Mainz - Die Forderung klingt absurd, doch sie hat einen ernsten Hintergrund. Weil gefräßige Wildschweine Äcker und Felder verwüsten, hat der Bauern- und Winzerverband Rheinland-Pfalz Süd um militärische Hilfe gebeten. Die Bundeswehr müsse auf die Tiere schießen, verlangte Bauernpräsident Norbert Schindler am Freitag. "Mit normalen Jagdmethoden ist das Problem nicht mehr zu lösen."

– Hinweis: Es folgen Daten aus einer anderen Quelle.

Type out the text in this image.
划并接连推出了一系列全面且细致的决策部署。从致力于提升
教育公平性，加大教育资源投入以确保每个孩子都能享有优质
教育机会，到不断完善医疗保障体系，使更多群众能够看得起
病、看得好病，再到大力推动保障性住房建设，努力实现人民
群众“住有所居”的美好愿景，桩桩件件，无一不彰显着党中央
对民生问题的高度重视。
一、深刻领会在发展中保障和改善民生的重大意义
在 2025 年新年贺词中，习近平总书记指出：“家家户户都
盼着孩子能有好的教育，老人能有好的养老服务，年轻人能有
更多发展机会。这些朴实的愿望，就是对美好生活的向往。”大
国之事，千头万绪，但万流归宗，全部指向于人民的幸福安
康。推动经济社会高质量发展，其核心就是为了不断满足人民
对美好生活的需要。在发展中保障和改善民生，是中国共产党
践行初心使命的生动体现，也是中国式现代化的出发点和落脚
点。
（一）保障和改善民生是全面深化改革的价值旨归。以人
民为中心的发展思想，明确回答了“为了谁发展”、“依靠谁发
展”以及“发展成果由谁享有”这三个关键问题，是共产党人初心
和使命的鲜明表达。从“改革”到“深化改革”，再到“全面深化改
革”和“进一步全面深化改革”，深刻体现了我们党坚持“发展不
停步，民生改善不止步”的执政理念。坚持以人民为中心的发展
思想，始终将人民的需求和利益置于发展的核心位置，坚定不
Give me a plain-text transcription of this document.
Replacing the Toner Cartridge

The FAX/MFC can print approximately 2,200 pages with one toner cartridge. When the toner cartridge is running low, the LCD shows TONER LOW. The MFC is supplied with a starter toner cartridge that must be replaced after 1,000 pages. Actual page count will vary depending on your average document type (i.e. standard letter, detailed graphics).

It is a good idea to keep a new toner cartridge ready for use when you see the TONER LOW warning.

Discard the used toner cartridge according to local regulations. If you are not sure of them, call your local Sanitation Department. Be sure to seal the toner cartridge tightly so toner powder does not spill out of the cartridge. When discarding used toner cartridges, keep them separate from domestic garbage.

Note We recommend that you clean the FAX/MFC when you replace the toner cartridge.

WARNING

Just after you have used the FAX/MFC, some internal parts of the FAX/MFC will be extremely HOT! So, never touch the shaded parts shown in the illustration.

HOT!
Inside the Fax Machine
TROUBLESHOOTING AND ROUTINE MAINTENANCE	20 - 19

Schindler, der auch CDU-Bundestagsabgeordneter ist, forderte die rheinland-pfälzische Umweltministerin Margit Conrad (SPD) auf, umgehend die Zwangsbejagung in den besonders betroffenen Gebieten in der Nord- und Westpfalz anzuordnen. Andernfalls drohten den betroffenen Landwirten enorme Schäden.

Bundeswehrsoldaten im Kampf gegen eine Wildschweinplage? Ist das überhaupt legal?

Beim Landesjagdverband Rheinland-Pfalz zeigt man sich empört über die Forderung der Bauern. "Wir wollen keinen Krieg gegen Wildtiere", erklärte Jäger-Präsident Kurt Alexander Michael am Sonntag. "Sollen vielleicht Tornado-Kampfjets oder Leopard-Panzer zum Einsatz kommen?"

Michael beklagte, dass "buchstäblich mit Kanonen auf Spatzen beziehungsweise auf Wildschweine geschossen" werde. Die Jagd auf sämtliches Wild müsse "in den bewährten Händen der Jäger bleiben". Falls es tatsächlich zu Ernteschwierigkeiten komme, dann liege dies vermutlich am schlechten Wetter - und nicht am Schwarzwild.

Ohnehin ist ein Bundeswehreinsatz gegen Tiere äußerst fragwürdig: Laut Grundgesetz sind Angriffskriege verfassungswidrig.